Nel 1971 Mory fu notato da Tidiane Kone, leader della formazione dei Rail Band e, nello stesso anno, entrò a far parte del noto gruppo musicale africano in qualità di chitarrista e balafonista. Successivamente, nel 1973, ne diventò cantante in seguito all’uscita di Salif Keïta. Rimarrà con il gruppo fino al 1978.

Nel 1974 il maestro spirituale Batrou Sekou Kouyate donò a Mory la propria kora che, da quel momento, lo accompagnò in tutti i suoi concerti.

Nel 1984 partì per la Francia, dove tenne molti concerti suonando la kora elettrica. Il 1987 pubblica il singolo Yéké Yéké vendette oltre un milione di copie in tutto il mondo mentre il successivo album, Akwaba Beach, oltre mezzo milione.

Nel 1990 – da ex immigrato clandestino quale era – Mory rappresentò la Francia a New York, durante un concerto a Central Park di fronte ad oltre 10.000 spettatori.

Nel 1999 ha collaborato con Enzo Avitabile: pubblicarono due brani.
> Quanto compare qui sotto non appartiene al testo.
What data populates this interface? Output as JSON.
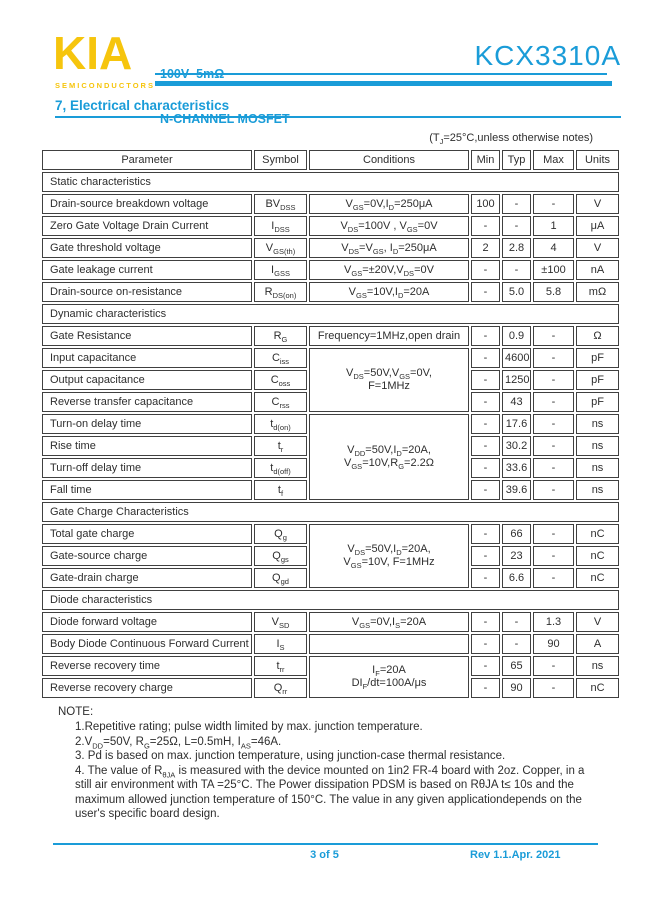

Gli anni seguenti videro Mory effettuare vari tour in giro per il mondo durante i quali produsse una decina di album ufficiali. Durante questo periodo si adoperò molto per aiutare la musica africana e sviluppare progetti di solidarietà verso le popolazioni più povere. Il 16 ottobre 2001 diventò Ambasciatore per la FAO, l’organizzazione delle Nazioni Unite per l’alimentazione e l’agricoltura.